ダイニング空間の計画 ダイニングテーブルの寸法やレイアウトの考え方

ダイニング空間の計画 ダイニングテーブルの寸法やレイアウトの考え方

 

人が生きていくために必要な「食」を行う大切な空間であり、生活の中心を担う場所ともいえるダイニング。ダイニング空間の計画と、その中心に位置するダイニングテーブルを選ぶ際に大切なサイズについて考えていきます。

以前の記事でもテーブルサイズについて紹介しています:オーダーメイドのテーブルの選び方

 

ダイニングの様式

基本的に食事を行うための空間であるダイニングを考えるにあたって、キッチンとの関係性は大切な観点です。ダイニングとキッチンの関わりは、大きく3つのパターンに分類することができます。

オープンタイプ

公団住宅のように、ダイニングとキッチンの間に仕切りがなく、一つの空間となっているもの。一体の空間となるため、調理中に他室の人とのコミュニケーションが取りやすい。また、一体の空間であるため部屋が広く開放的に感じられるため、近年はアイランドキッチンを中心に人気を高めている。しかし、キッチンがよく見える状態となるため、整理整頓や清掃を心がける必要がある。

セミオープンタイプ

間仕切り型のキャビネットや、ハッチ付きの家具など、腰下ほどの高さで仕切られ、上部は他室と繋がっているタイプ。簡単な食事が取れるカウンターを設けたものも、近年人気が高まっているといえる。

クローズド(独立)タイプ

キッチンとダイニングの間を壁と出入り口で仕切って、キッチンを独立した部屋として区切ることができるタイプ。オープンタイプやセミオープンタイプが主流となる前は、こちらのタイプが定番とされていた。キッチンが独立しているため、匂いや音が他室に響きにくい。

  

 

以前は、生活感が強く出てしまうキッチンを区切るクローズドタイプが主流でしたが、食洗機やIHクッキングヒーターなどキッチンを綺麗に保つ手段が進むとともに、セミオープンキッチンやオープンキッチンの人気が高まっています。限られた居住空間をどのように分けるかを左右するため、これらの選択でLDKが大きく変化します。それぞれに長所と短所を踏まえ、生活者の重要とするポイントやライフスタイルに合わせた選択をする必要があります。

 

ダイニングテーブルの大きさと配置

キッチンとの関わりや繋がりが見えたら、使用人数や動線なども踏まえてダイニングテーブルが具体的にイメージできます。

食事に必要とされる広さ

以前の記事でも紹介していますが、食事の際に必要な一人当たりの最低限のスペースの目安は、幅600mm、奥行き350〜400mmとされています。そこから、対面の2人掛けであれば幅60cm奥行き80cm〜、対面4人掛けは120cm×80cm〜が最低限のテーブルサイズとして導き出され、一般的なサイズと考えられています。

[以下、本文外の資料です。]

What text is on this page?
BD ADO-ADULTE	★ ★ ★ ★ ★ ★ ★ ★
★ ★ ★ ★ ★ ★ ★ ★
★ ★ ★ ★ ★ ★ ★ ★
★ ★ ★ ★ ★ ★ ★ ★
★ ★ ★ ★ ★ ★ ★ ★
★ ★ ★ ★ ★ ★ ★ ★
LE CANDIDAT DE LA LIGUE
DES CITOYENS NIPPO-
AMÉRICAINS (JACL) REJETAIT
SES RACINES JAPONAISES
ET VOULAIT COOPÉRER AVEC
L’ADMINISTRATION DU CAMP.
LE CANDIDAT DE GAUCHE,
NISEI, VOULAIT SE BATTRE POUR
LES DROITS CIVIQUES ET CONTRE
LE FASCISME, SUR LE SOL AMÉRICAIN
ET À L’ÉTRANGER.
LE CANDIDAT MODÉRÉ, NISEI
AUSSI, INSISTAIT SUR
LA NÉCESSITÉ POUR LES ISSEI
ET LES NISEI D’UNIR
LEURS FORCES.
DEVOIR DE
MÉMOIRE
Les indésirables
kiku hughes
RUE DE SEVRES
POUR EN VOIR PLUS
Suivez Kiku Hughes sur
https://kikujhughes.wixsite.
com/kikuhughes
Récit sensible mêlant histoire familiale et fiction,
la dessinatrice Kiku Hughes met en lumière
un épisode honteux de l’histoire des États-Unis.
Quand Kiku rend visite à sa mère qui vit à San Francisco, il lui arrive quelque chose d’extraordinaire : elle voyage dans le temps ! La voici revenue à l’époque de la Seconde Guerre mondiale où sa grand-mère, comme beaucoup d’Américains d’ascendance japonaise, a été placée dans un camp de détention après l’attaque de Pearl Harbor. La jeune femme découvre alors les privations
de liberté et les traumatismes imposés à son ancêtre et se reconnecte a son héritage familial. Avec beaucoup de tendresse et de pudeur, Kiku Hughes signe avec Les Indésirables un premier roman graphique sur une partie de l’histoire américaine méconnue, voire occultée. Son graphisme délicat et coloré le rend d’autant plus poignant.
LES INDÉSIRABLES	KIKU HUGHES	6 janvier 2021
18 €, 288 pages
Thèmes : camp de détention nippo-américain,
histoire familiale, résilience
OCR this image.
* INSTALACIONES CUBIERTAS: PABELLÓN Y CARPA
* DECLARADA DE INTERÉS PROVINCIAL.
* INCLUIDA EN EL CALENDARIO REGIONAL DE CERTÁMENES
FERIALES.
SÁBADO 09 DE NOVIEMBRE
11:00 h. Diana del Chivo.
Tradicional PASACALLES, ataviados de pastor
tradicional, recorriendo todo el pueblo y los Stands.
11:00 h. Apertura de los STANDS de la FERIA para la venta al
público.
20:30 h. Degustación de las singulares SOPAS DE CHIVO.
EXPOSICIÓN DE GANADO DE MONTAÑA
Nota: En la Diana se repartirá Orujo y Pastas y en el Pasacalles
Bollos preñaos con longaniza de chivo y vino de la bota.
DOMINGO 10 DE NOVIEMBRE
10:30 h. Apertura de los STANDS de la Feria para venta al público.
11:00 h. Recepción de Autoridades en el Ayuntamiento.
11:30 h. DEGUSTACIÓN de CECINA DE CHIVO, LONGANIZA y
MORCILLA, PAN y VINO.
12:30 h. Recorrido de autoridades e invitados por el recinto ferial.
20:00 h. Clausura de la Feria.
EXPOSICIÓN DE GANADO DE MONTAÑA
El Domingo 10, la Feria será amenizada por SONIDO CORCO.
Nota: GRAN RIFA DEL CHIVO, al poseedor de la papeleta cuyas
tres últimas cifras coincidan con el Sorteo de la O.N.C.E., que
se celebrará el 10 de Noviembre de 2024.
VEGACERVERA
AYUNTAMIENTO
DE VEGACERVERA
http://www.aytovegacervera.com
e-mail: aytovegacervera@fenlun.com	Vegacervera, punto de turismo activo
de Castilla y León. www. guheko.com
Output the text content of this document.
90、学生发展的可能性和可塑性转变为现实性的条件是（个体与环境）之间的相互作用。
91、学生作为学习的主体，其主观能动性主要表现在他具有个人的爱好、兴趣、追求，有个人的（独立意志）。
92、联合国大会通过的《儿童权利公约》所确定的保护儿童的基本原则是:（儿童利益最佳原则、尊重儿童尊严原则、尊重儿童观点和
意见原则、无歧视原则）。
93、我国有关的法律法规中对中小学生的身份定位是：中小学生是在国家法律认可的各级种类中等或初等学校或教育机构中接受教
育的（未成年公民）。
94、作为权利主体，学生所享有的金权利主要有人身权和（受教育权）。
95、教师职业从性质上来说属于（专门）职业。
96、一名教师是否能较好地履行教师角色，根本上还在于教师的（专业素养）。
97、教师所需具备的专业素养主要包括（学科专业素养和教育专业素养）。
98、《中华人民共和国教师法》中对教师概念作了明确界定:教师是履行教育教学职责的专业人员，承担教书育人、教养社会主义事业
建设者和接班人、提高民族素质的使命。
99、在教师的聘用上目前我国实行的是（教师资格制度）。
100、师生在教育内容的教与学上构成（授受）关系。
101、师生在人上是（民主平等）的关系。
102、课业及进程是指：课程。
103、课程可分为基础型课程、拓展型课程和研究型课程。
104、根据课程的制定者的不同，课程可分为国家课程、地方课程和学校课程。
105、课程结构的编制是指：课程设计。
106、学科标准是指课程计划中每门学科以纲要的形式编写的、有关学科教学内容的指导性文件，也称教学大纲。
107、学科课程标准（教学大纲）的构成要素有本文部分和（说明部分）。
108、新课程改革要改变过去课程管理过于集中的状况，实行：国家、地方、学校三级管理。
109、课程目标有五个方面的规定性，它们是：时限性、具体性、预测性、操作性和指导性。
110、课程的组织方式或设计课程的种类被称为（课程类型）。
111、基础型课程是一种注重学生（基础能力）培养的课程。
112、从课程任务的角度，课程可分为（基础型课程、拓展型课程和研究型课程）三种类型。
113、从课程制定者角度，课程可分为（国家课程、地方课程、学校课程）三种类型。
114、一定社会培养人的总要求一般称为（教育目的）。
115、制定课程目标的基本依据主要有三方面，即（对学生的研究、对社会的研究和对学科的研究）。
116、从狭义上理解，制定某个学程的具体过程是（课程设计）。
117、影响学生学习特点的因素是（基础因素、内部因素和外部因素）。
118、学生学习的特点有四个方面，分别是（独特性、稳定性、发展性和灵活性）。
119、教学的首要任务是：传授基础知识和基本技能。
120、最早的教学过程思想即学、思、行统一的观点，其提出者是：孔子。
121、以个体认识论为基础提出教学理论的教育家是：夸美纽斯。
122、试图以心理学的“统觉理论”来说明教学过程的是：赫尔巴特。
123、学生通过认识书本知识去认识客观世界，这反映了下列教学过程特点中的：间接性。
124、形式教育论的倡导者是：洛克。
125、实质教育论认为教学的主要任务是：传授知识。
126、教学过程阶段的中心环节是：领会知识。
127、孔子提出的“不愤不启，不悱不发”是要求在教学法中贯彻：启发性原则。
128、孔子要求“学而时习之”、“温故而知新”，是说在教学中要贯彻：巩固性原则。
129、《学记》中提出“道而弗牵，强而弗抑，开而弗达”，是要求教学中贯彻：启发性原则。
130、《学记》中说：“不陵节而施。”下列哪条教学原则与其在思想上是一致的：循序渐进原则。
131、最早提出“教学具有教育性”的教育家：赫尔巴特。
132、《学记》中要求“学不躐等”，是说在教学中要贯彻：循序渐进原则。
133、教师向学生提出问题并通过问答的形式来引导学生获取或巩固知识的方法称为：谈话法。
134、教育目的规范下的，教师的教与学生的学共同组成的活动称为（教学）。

しかし、これらはあくまでコンパクトなサイズの目安。使用者の体格や性格、さらには使用者同士の関係性などによっても、最適なサイズは変化していきます。

例えば、人には他人に侵入されたくない空間(パーソナルスペース)があるといわれており、その大きさや形は、民族や文化、性別などによってそれぞれに異なります。そのため、最低限の幅や奥行きで実際の使用を想定すると、コミュニケーションや空気に圧迫感が感じられる場合があるのです。

使用者同士の関係性や性格、使い方など様々に考慮して、心地よく使用できる大きさを考えていくことが大切です。

  

周囲のスペースの広さ

ダイニングテーブルのサイズを決める際には、周囲の空間の配慮は欠かせません。

ダイニングテーブルは、椅子と合わせて使うものですから、着席と離席のためのスペースが必須となります。椅子を引いて離着席するのに、最低でも600mmは必要と言われていますが、椅子のデザインによってはやはりかなり使いづらいものとなります。テーブルのサイズやレイアウトを優先したく、どうしてもそのスペースしか用意できない場合は、肘掛けのないものの選択や、小ぶりなタイプを選ぶなどの工夫も必要です。ダイニングチェアの選択や、離着席が多いかなど使い方にも合わせて考えていくのが好ましいでしょう。

通路スペースは最低でも600mmの幅が必要とされています。配膳や準備で何かを持って移動するとなると、750mm程度は必要だと考えられます。テーブルサイズやレイアウトを決めるには、生活動線への配慮は必要不可欠です。

 

 

 

多くのダイニングテーブルは、このような寸法を踏まえて一般的に必要とされたり使いやすいサイズを考え、設計されています。しかし、それが全ての人や全ての生活に必ずフィットするわけではありません。100人いれば100通りの身体を持って、100通りの生活スタイルがあります(WELLオーダーメイドへの考え方:オーダーメイドページ)。しっかりと検討することで、自分にフィットする家具を使う心地よさが実感できます。